Crannog, Kildermot, Co. Mayo
Co. Mayo |
Settlement Sites
On the north-western shore of Ballymore Lough in County Mayo, a low, tree-covered mound sits on a sandbank where the water meets the land.
It looks, to a careful eye, as though it should not be there, at least not in that form. The roughly oval stone cairn measures around 13 metres from north-east to south-west and 17 metres from north-west to south-east. Its northern edge drops steeply into the lake; the other sides slope away more gradually. Nothing about the landscape quite explains it.

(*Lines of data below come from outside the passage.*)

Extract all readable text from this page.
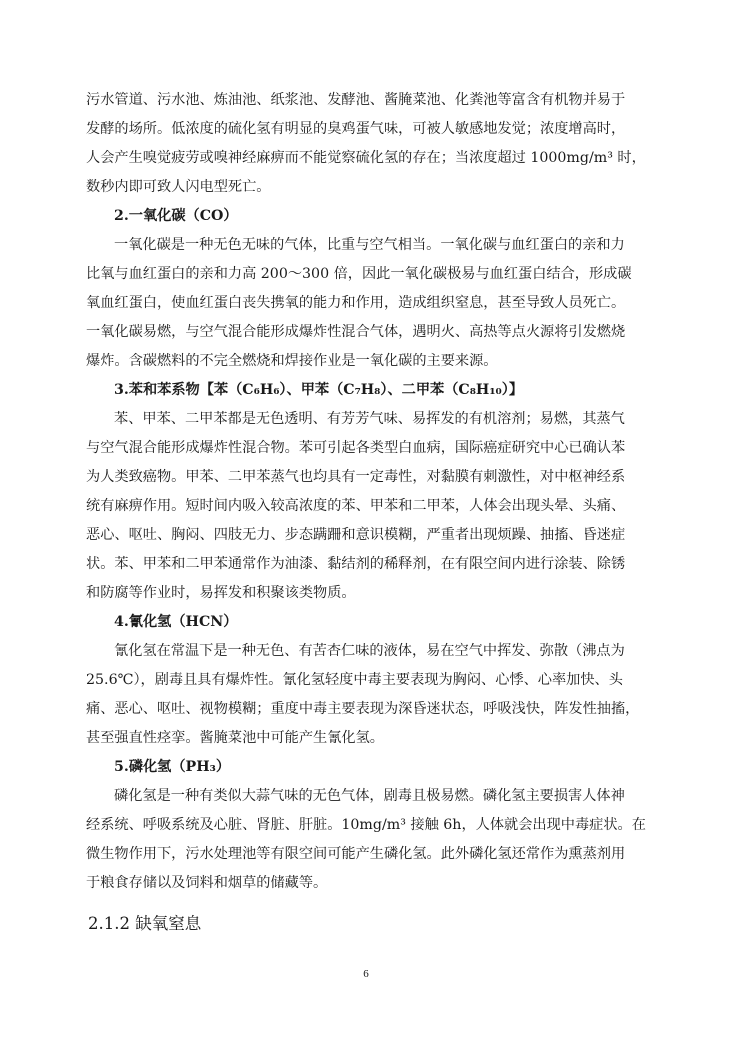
污水管道、污水池、炼油池、纸浆池、发酵池、酱腌菜池、化粪池等富含有机物并易于
发酵的场所。低浓度的硫化氢有明显的臭鸡蛋气味，可被人敏感地发觉；浓度增高时，
人会产生嗅觉疲劳或嗅神经麻痹而不能觉察硫化氢的存在；当浓度超过 1000mg/m³ 时，
数秒内即可致人闪电型死亡。
2.一氧化碳（CO）
一氧化碳是一种无色无味的气体，比重与空气相当。一氧化碳与血红蛋白的亲和力
比氧与血红蛋白的亲和力高 200～300 倍，因此一氧化碳极易与血红蛋白结合，形成碳
氧血红蛋白，使血红蛋白丧失携氧的能力和作用，造成组织窒息，甚至导致人员死亡。
一氧化碳易燃，与空气混合能形成爆炸性混合气体，遇明火、高热等点火源将引发燃烧
爆炸。含碳燃料的不完全燃烧和焊接作业是一氧化碳的主要来源。
3.苯和苯系物【苯（C₆H₆）、甲苯（C₇H₈）、二甲苯（C₈H₁₀）】
苯、甲苯、二甲苯都是无色透明、有芳芳气味、易挥发的有机溶剂；易燃，其蒸气
与空气混合能形成爆炸性混合物。苯可引起各类型白血病，国际癌症研究中心已确认苯
为人类致癌物。甲苯、二甲苯蒸气也均具有一定毒性，对黏膜有刺激性，对中枢神经系
统有麻痹作用。短时间内吸入较高浓度的苯、甲苯和二甲苯，人体会出现头晕、头痛、
恶心、呕吐、胸闷、四肢无力、步态蹒跚和意识模糊，严重者出现烦躁、抽搐、昏迷症
状。苯、甲苯和二甲苯通常作为油漆、黏结剂的稀释剂，在有限空间内进行涂装、除锈
和防腐等作业时，易挥发和积聚该类物质。
4.氰化氢（HCN）
氰化氢在常温下是一种无色、有苦杏仁味的液体，易在空气中挥发、弥散（沸点为
25.6℃），剧毒且具有爆炸性。氰化氢轻度中毒主要表现为胸闷、心悸、心率加快、头
痛、恶心、呕吐、视物模糊；重度中毒主要表现为深昏迷状态，呼吸浅快，阵发性抽搐，
甚至强直性痉挛。酱腌菜池中可能产生氰化氢。
5.磷化氢（PH₃）
磷化氢是一种有类似大蒜气味的无色气体，剧毒且极易燃。磷化氢主要损害人体神
经系统、呼吸系统及心脏、肾脏、肝脏。10mg/m³ 接触 6h，人体就会出现中毒症状。在
微生物作用下，污水处理池等有限空间可能产生磷化氢。此外磷化氢还常作为熏蒸剂用
于粮食存储以及饲料和烟草的储藏等。
2.1.2 缺氧窒息
6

A crannog is an artificial island, typically built up from timber, stone, and organic material, and used as a defensive or domestic dwelling place, most commonly from the early medieval period onwards in Ireland. When this site was inspected in 1988, none of the material evidence that usually confirms such an origin, such as preserved timbers or animal bones, was found. Even so, the mound's clearly artificial appearance, combined with its close proximity to two other confirmed crannogs lying roughly 100 metres and 170 metres to the east along the same lough shore, made a convincing circumstantial case. The cluster of three such structures in the north-west corner of Ballymore Lough is quietly unusual; crannogs tend to be solitary features, and finding several in loose formation on a single lake raises questions about the community or communities that built and used them, questions the current evidence does not yet answer.